Chelsea are second, but are they good enough
Chelsea are on the move in the table. A win against Burnley puts them just behind Arsenal, just three points off the top, with the Gunners slotted to play the North London Derby on Sunday. While the table makes them look the second best this weekend, with the Sunday games still to come, the Blues do not seem impressive by any stretch of imagination.
The Turf Moor encounter, if nothing else, is a sign that the Premier League may not be a great watch. There is a lot of running and huffing and puffing, but all of it is far too boring to watch. While the set pieces, long balls and the Pulis-Delap-Stoke type long throws are back to add an element of surprise, the open-play game is a grind to watch. Burnley can be excused for playing cautiously and within their limits, but watching an elite club like Chelsea play the way they do these days is a real drag.
My gripe is that the Blues have a reputation to uphold, and they don’t live up to it. With all due respect to Maresca, this team lacks any identity.
Liverpool fly off the blocks and drive themselves relentlessly at the opposition, and that is their trademark. City will run circles around the other teams. Shifting shapes, short passes, and a hunger for goals make them what Pep wanted them to be. Arsenal, over the past few years, have been stingy at the back, solid in the midfield, and have a plan to play to. City and Liverpool might be struggling at this moment , and Arsenal striding along. but still they all still retain their hallmark style. The have a style that encapsulates what they stand for in terms of football output.
However, Chelsea have been just all over the place for some years now. They bought players like there was no tomorrow. At one point, the joke was that they had hardly any room for all the players they had signed. Then they sold some randomly and then bought again. Since 2018, Stamford Bridge has seen 4 managers. Sarri had a disappointing year, Lampard came and went without a trace, Tuchel lost his job due to a change in management, and finally, Graham Potter and his professor-like approach lasted only a few months.

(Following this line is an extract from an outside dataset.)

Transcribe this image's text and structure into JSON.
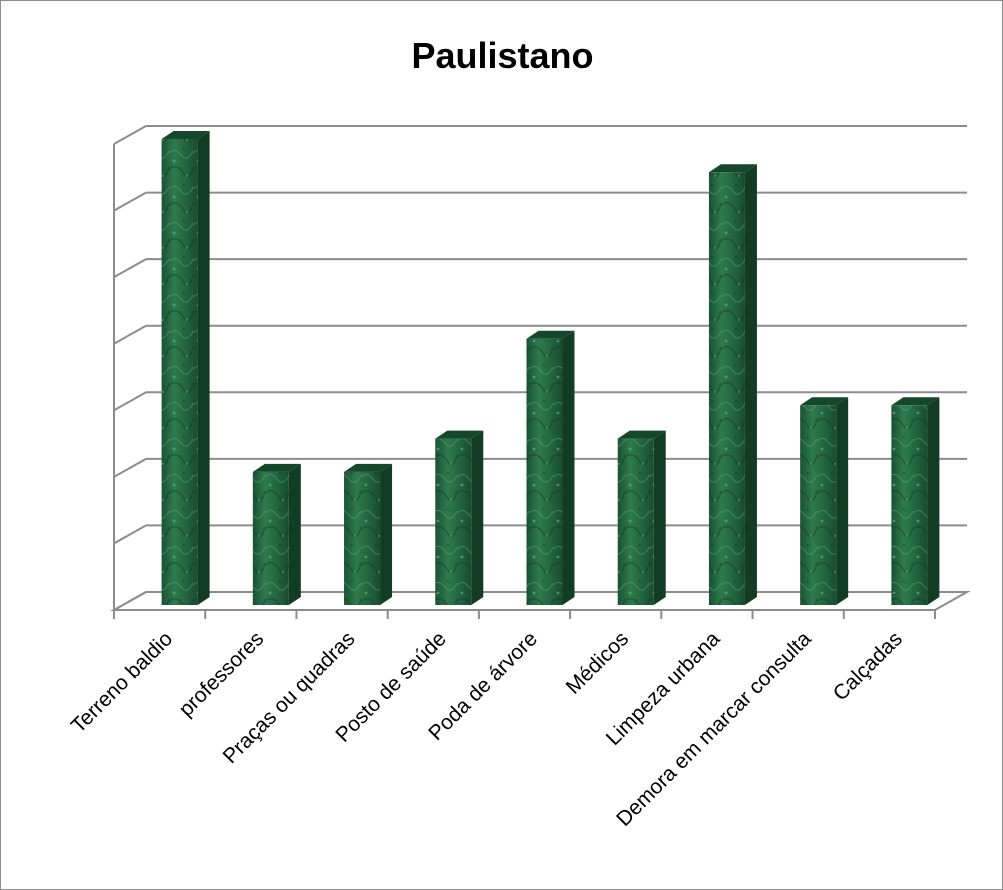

Maresca, who began his new role in July 2024, was Chelsea’s sixth managerial appointment in five years and the fourth since American investor Todd Boehly and private equity firm Clearlake Capital bought the club in May 2022. Having come off from the project of getting Leicester into the Premier League, it was never going to be easy.
The last two years have been tough and while they haven’t fallen off, Chelsea have certainly lost their identity. The Chelsea of the past is no longer visible anywhere. The days of Jose Mourinho and Antonio Conte seem so far away these days.
Mourinho returned to Chelsea and led a team with the likes of Eden Hazard and Cesc Fabregas to the title. They were stingy at the back, fluid in the centre and flashy in the opponents’ box. The very next year the dour Antonio Conte employed the 3-4-2-1 system to perfection, securing the Blues the title. David Luis playing the libero or free defender in the system was a rarity for EPL and a tactical masterpiece. Luiz would sweep up from behind and bring the ball forward. Without the ball, Chelsea would revert to 5 in the back. Nuanced, practical and flexible, Conte’s tactics were the mainstay of the Chelsea campaign in 2016-17.

What really is this Chelsea team
Cut to the Chelsea of the last few years, and one feels the difference. They are now a concoction of confusion and iffy. At times it seems like some of the bits and pieces of many managers in the last decade have been left in the system. A Chelsea game is these days good to watch but challenging to enjoy.
While normal teams tend to be unpredictable over the course of several matches, Chelsea, these days, are capable of being stunningly unpredictable over windows of 10 minutes too. In a single 90-minute match, they manage to be brilliant for 10 minutes, chaotic for the next ten, and outright atrocious at the flick of a switch.
It is just maddening to watch. At times, furious passes are pinged in closed spaces in the midfield, as just when the opposition is in a daze, the ball is lost. While it is tactical to have a fluid shape to keep the opposition confused, Chelsea’s shape change confuses its own players.
Cucrella is a beehive of activity, a fizz, but too error-prone. Caicedo keeps the midfield ticking, and Palmer and Joao Pedro are always a handful to any defence. All seems good in pieces and in small periods of time, but every time one watches them for the whole 90, one is left with a spinning head. It’s complete madness and there seemingly is no method to the madness. Great goals are scored, and easy chances are missed. Stunning defensive clearances are routine, while silly errors are galore. While the pundits might classify these under fancy terms like vertical positional play, inverted fullbacks, and wing overload, the unpredictability is just too maddening.
Chelsea is now second in the table, and like everything that they do these days, there is nothing you can dare to bet on. By the end of the season, they may win the League or languish in mid-table.
Whatever they do, they are for me too feverish to watch on a weekend.